Temel atarken tören,
Beton dökerken tören,
Çivi çakarken tören.
Birinci tablanın konuluş töreni ve son tablanın konuluş töreni arasında yapılan törenler arasında inşaat anca ilerleyebildi.
Boğazın iki yakası üçüncü kez bir araya geliyor.
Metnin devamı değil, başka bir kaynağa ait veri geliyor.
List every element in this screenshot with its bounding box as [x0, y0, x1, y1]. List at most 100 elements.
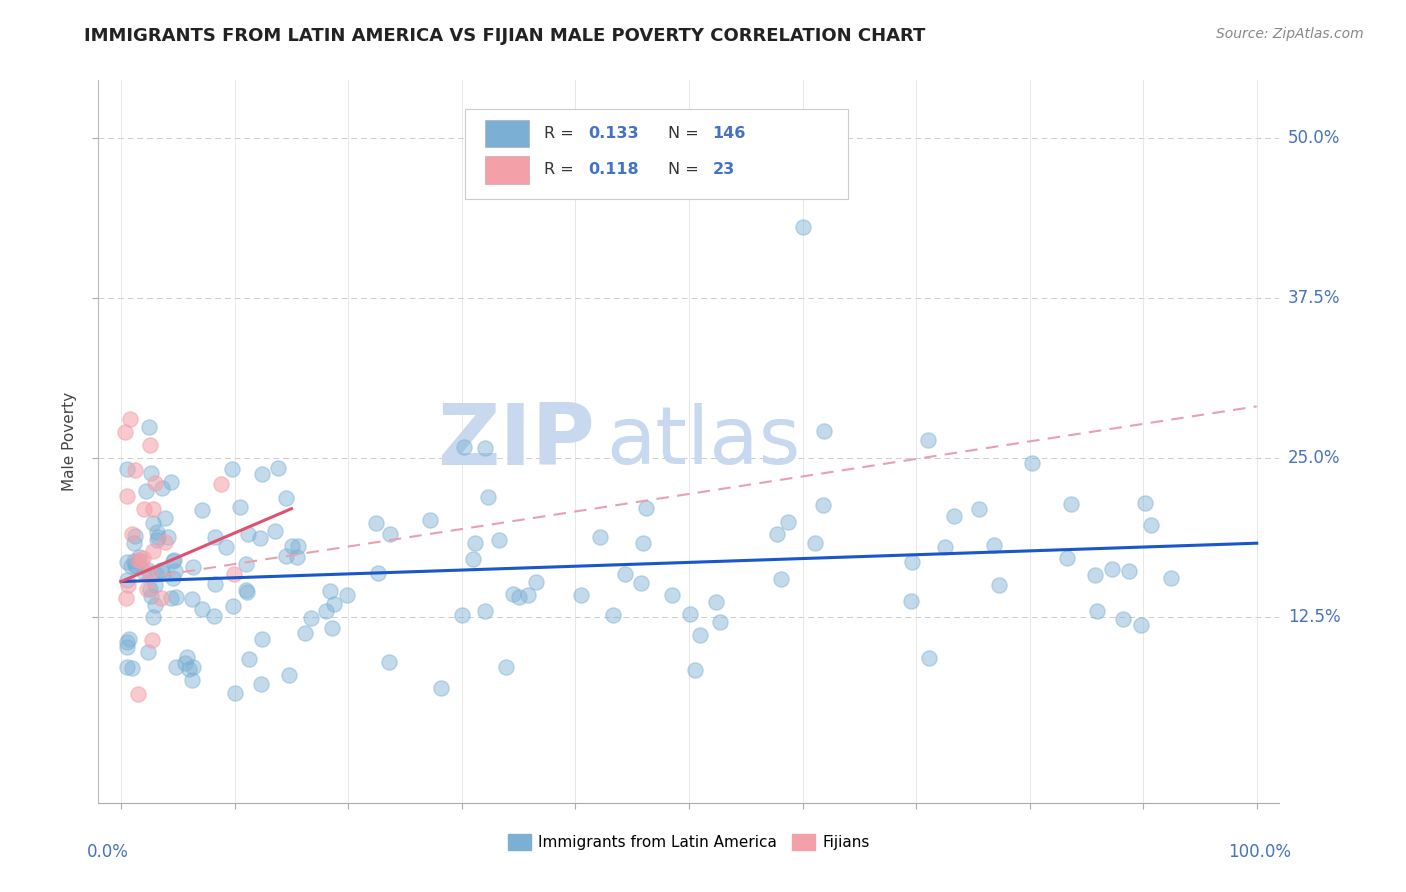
Point	[221, 462, 243, 476]
Point	[776, 515, 799, 529]
Point	[162, 571, 184, 585]
Point	[765, 527, 787, 541]
Point	[987, 578, 1010, 592]
Point	[129, 554, 152, 568]
Point	[127, 554, 149, 568]
Point	[983, 538, 1005, 552]
Point	[301, 610, 323, 624]
Point	[250, 467, 273, 481]
Point	[115, 555, 138, 569]
Point	[115, 660, 138, 674]
Point	[430, 681, 453, 695]
Point	[614, 566, 637, 581]
Point	[285, 550, 308, 565]
Point	[204, 529, 226, 543]
Point	[149, 591, 172, 606]
Point	[211, 477, 233, 491]
Text: N =: N =	[668, 161, 703, 177]
Point	[136, 582, 159, 596]
Point	[124, 529, 146, 543]
Point	[689, 627, 711, 641]
Point	[222, 567, 245, 582]
Point	[139, 582, 162, 597]
Point	[117, 635, 139, 649]
Point	[319, 583, 342, 598]
Point	[132, 501, 155, 516]
Point	[202, 609, 225, 624]
Point	[250, 632, 273, 647]
FancyBboxPatch shape	[485, 120, 530, 147]
Point	[813, 424, 835, 438]
Point	[115, 640, 138, 654]
Point	[524, 575, 547, 590]
Point	[180, 673, 202, 687]
Point	[181, 560, 204, 574]
Point	[900, 594, 922, 608]
Point	[124, 558, 146, 572]
Point	[943, 509, 966, 524]
Point	[139, 589, 162, 603]
Point	[204, 577, 226, 591]
Text: Source: ZipAtlas.com: Source: ZipAtlas.com	[1216, 27, 1364, 41]
Point	[918, 651, 941, 665]
Point	[138, 566, 160, 580]
Point	[249, 531, 271, 545]
Point	[463, 551, 485, 566]
Point	[127, 553, 149, 567]
Point	[149, 563, 172, 577]
Point	[315, 604, 337, 618]
Point	[150, 481, 173, 495]
Point	[160, 591, 183, 605]
Text: 0.133: 0.133	[589, 126, 640, 141]
Point	[142, 610, 165, 624]
Point	[294, 626, 316, 640]
Point	[235, 582, 257, 597]
Point	[165, 591, 187, 605]
Point	[156, 530, 179, 544]
Point	[683, 663, 706, 677]
Point	[502, 587, 524, 601]
Point	[229, 500, 252, 514]
Point	[121, 558, 143, 573]
Text: atlas: atlas	[606, 402, 800, 481]
Point	[367, 566, 389, 580]
Point	[176, 650, 198, 665]
Text: R =: R =	[544, 161, 578, 177]
Point	[191, 502, 214, 516]
Point	[143, 476, 166, 491]
Point	[235, 558, 257, 572]
Point	[162, 554, 184, 568]
Point	[139, 438, 162, 452]
Point	[287, 539, 309, 553]
FancyBboxPatch shape	[485, 156, 530, 184]
Text: 146: 146	[713, 126, 747, 141]
Point	[238, 652, 260, 666]
Point	[177, 662, 200, 676]
Point	[378, 526, 401, 541]
Point	[128, 549, 150, 564]
Point	[474, 604, 496, 618]
Point	[1085, 604, 1108, 618]
Point	[115, 574, 138, 588]
Point	[122, 536, 145, 550]
Point	[222, 599, 245, 613]
Point	[709, 615, 731, 630]
Point	[571, 588, 593, 602]
Point	[811, 498, 834, 512]
Point	[477, 491, 499, 505]
Text: 23: 23	[713, 161, 735, 177]
Point	[508, 590, 530, 604]
Point	[165, 660, 187, 674]
Point	[488, 533, 510, 547]
Point	[631, 536, 654, 550]
Point	[1118, 565, 1140, 579]
Point	[1129, 617, 1152, 632]
Point	[146, 524, 169, 539]
Point	[174, 656, 197, 670]
Point	[121, 527, 143, 541]
Point	[238, 527, 260, 541]
Point	[264, 524, 287, 538]
Text: IMMIGRANTS FROM LATIN AMERICA VS FIJIAN MALE POVERTY CORRELATION CHART: IMMIGRANTS FROM LATIN AMERICA VS FIJIAN …	[84, 27, 925, 45]
Point	[236, 584, 259, 599]
Point	[661, 588, 683, 602]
Cumhurbaşkanı tabla koyma töreninde,
Başbakan tabla koyma töreninde,
Ulaştırma Bakanı tabla koyma töreninde.
Konuşmalar, sadaka dağıtmalar ve mizah.
Erdoğan’ın baretindeki Cumhurbaşkanlığı forsunu görünce epeyi güldüm. Herhalde yapacağı konuşmada kendisini tanımazlar, karıştırırlar, birisine benzetirler endişesi duyuldu.
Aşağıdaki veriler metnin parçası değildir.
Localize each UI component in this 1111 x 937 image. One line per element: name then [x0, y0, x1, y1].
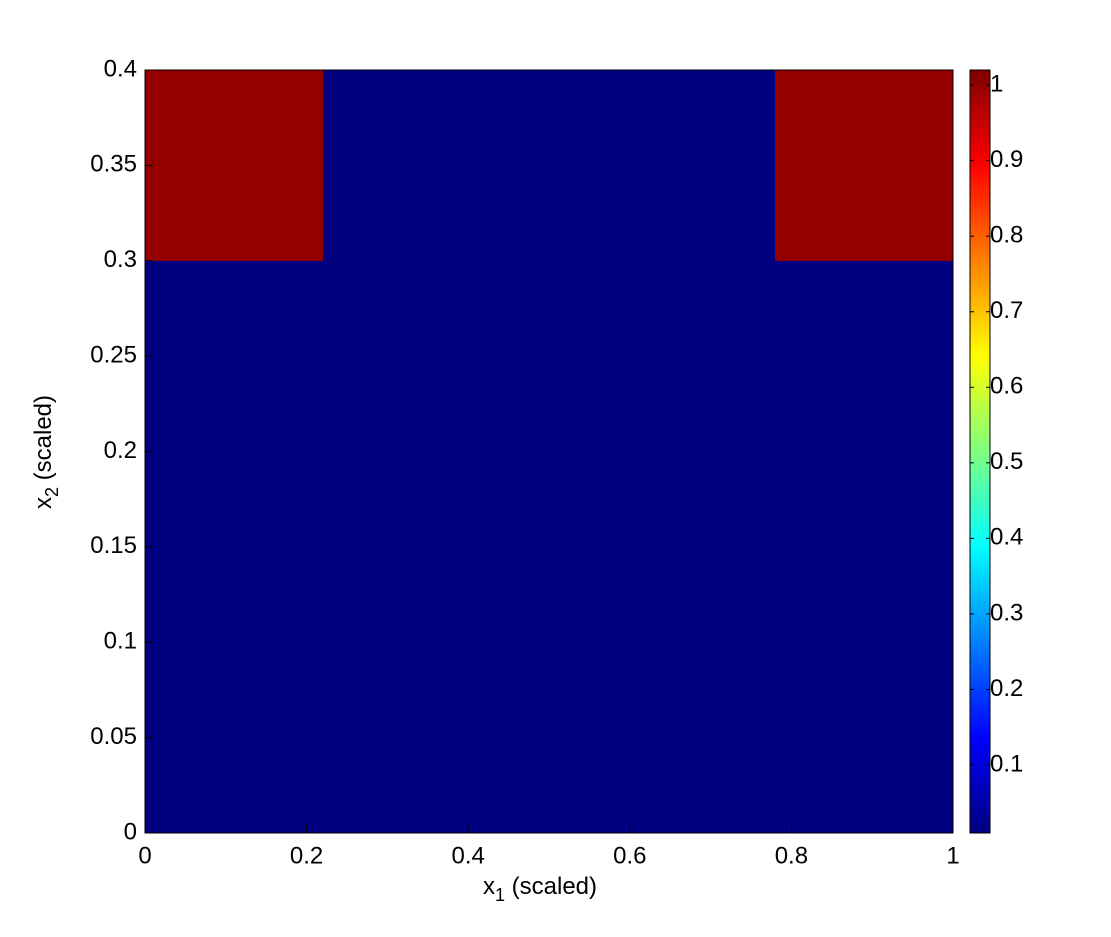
x-tick-label: 0.8 [775, 842, 808, 869]
y-label-text: x [30, 497, 57, 509]
colorbar [969, 69, 991, 834]
x-label-text: (scaled) [505, 873, 597, 900]
colorbar-tick-label: 0.5 [990, 448, 1023, 475]
y-tick-label: 0.15 [90, 532, 137, 559]
y-label-sub: 2 [42, 487, 62, 497]
x-tick-label: 0 [138, 842, 151, 869]
cell [322, 70, 776, 261]
cell [775, 70, 953, 261]
colorbar-tick-label: 0.2 [990, 675, 1023, 702]
y-tick-label: 0.3 [104, 246, 137, 273]
cell [322, 260, 776, 833]
colorbar-tick-label: 0.8 [990, 222, 1023, 249]
heatmap [145, 70, 953, 833]
x-tick-label: 1 [946, 842, 959, 869]
x-tick-label: 0.2 [290, 842, 323, 869]
y-tick-label: 0.1 [104, 628, 137, 655]
y-tick-label: 0.05 [90, 723, 137, 750]
colorbar-tick-label: 0.9 [990, 146, 1023, 173]
x-label-sub: 1 [495, 885, 505, 905]
y-tick-label: 0.2 [104, 437, 137, 464]
y-tick-label: 0.4 [104, 55, 137, 82]
x-axis-label: x1 (scaled) [483, 873, 597, 904]
x-label-text: x [483, 873, 495, 900]
cell [775, 260, 953, 833]
colorbar-tick-label: 0.6 [990, 373, 1023, 400]
y-label-text: (scaled) [30, 395, 57, 487]
y-tick-label: 0 [124, 818, 137, 845]
colorbar-tick-label: 0.1 [990, 750, 1023, 777]
y-axis-label: x2 (scaled) [30, 395, 61, 509]
y-tick-label: 0.25 [90, 341, 137, 368]
cell [145, 70, 323, 261]
y-tick-label: 0.35 [90, 151, 137, 178]
cell [145, 260, 323, 833]
colorbar-tick-label: 0.3 [990, 599, 1023, 626]
colorbar-tick-label: 0.7 [990, 297, 1023, 324]
x-tick-label: 0.4 [452, 842, 485, 869]
colorbar-tick-label: 0.4 [990, 524, 1023, 551]
colorbar-tick-label: 1 [990, 70, 1003, 97]
x-tick-label: 0.6 [613, 842, 646, 869]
Davutoğlu’nun baretindeki Başbakanlık forsu ’da aynı kaygılarla organize edilmiş olabilirdi, ya da Cumhurbaşkanı ile Başbakan belli olsun diye.
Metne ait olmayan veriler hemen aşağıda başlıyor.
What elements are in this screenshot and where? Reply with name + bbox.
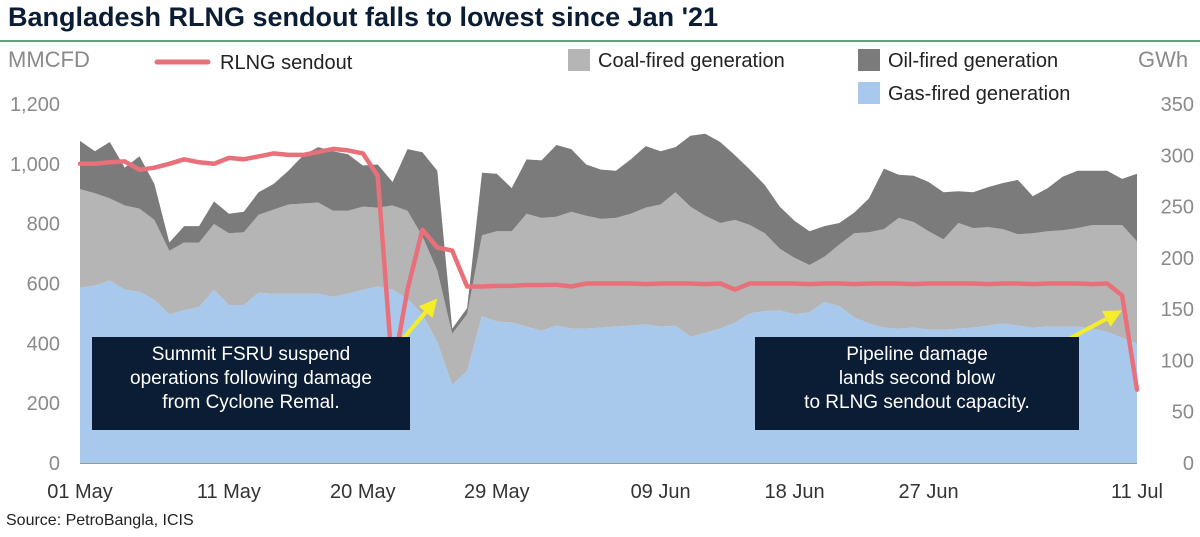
legend-label-rlng: RLNG sendout [220,52,353,74]
x-tick-label: 20 May [330,481,396,503]
right-tick-label: 100 [1161,350,1194,372]
right-tick-label: 50 [1172,402,1194,424]
area-coal-fired-generation [80,189,1137,385]
right-tick-label: 300 [1161,145,1194,167]
left-tick-label: 0 [49,453,60,475]
legend: RLNG sendout Coal-fired generation Oil-fir… [154,49,1070,105]
left-tick-label: 600 [27,274,60,296]
right-tick-label: 150 [1161,299,1194,321]
x-tick-label: 27 Jun [899,481,959,503]
chart-title: Bangladesh RLNG sendout falls to lowest … [8,2,719,32]
left-tick-label: 1,200 [10,94,60,116]
annotation-line: Pipeline damage [846,344,988,365]
left-axis: MMCFD 0 200 400 600 800 1,000 1,200 [8,47,90,475]
annotation-line: to RLNG sendout capacity. [804,392,1030,413]
right-tick-label: 250 [1161,197,1194,219]
x-tick-label: 09 Jun [631,481,691,503]
left-tick-label: 200 [27,393,60,415]
source-note: Source: PetroBangla, ICIS [6,512,194,529]
annotation-arrow-shaft [1066,317,1108,342]
area-oil-fired-generation [80,133,1137,334]
annotation-pipeline-damage: Pipeline damage lands second blow to RLN… [755,337,1079,430]
right-axis: GWh 0 50 100 150 200 250 300 350 [1138,47,1194,475]
annotation-line: lands second blow [838,368,996,389]
x-axis: 01 May 11 May 20 May 29 May 09 Jun 18 Jun 27 J… [47,463,1163,503]
left-tick-label: 400 [27,333,60,355]
legend-swatch-oil [858,49,880,71]
legend-label-gas: Gas-fired generation [888,83,1070,105]
x-tick-label: 11 Jul [1111,481,1163,503]
annotation-arrows [400,298,1123,342]
annotation-arrow-head [418,298,438,318]
legend-swatch-coal [568,49,590,71]
right-axis-label: GWh [1138,47,1188,72]
title-divider [0,40,1200,42]
annotation-line: Summit FSRU suspend [151,344,351,365]
annotation-summit-fsru: Summit FSRU suspend operations following… [92,337,410,430]
left-tick-label: 800 [27,214,60,236]
left-axis-label: MMCFD [8,47,90,72]
x-tick-label: 18 Jun [765,481,825,503]
x-tick-label: 01 May [47,481,113,503]
right-tick-label: 200 [1161,248,1194,270]
annotation-arrow-shaft [400,310,428,342]
annotation-line: operations following damage [130,368,372,389]
legend-label-coal: Coal-fired generation [598,50,785,72]
right-tick-label: 0 [1183,453,1194,475]
right-tick-label: 350 [1161,94,1194,116]
legend-label-oil: Oil-fired generation [888,50,1058,72]
rlng-sendout-line [77,146,1140,392]
rlng-line-layer [77,146,1140,392]
annotation-arrow-head [1102,310,1123,327]
x-tick-label: 11 May [197,481,261,503]
legend-swatch-gas [858,82,880,104]
annotation-line: from Cyclone Remal. [162,392,340,413]
left-tick-label: 1,000 [10,154,60,176]
x-tick-label: 29 May [464,481,530,503]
Bu arada ulaştırma bakanı Binali Yıldırımın baretinde Kara Yolları Genel Müdürlüğünün arması dikkat çekici idi, birilerinin onu Kara yolları personeli sanma ihtimali neden düşünmemişti? Yıldırımı, memur yâda mühendis zannetme ihtimali neden göz ardı edilmişti? Yoksa sahipsizmiydi, özel kalemi ve ya korumaları yol yordam bilmiyorlarmıydı?
Derken konuşmalar başladı.
Bizi engellediler ama yaptık,
Şu çocuklara üç bin lira sadaka ver,
Boğazın iki yakasını bir birine bağladık…
Önümüzdeki günlerde, birkaç defa daha tören yapılma ihtimali olan 3. Boğaz köprüsü, kurdele kesimi, trafiğe açılış, ilk arabanın geçişi, beşinci arabanın geçişi, kırkıncı arabanın geçişi diye bayağı haber olacağa benziyor.
Ne diyelim;
İşçinin iki yakası bir araya gelmiyor.
Memurun iki yakası bir araya gelmiyor.
Terörün alevi, ülkemizin iki yakasını bir araya getirmiyor.
Sınırlarımızda, askerimizin iki yakası bir araya gelmiyor.
Çocuklarımızın iki yakası bir araya gelmiyor.
Bari boğazın iki yakası bir araya gelsin.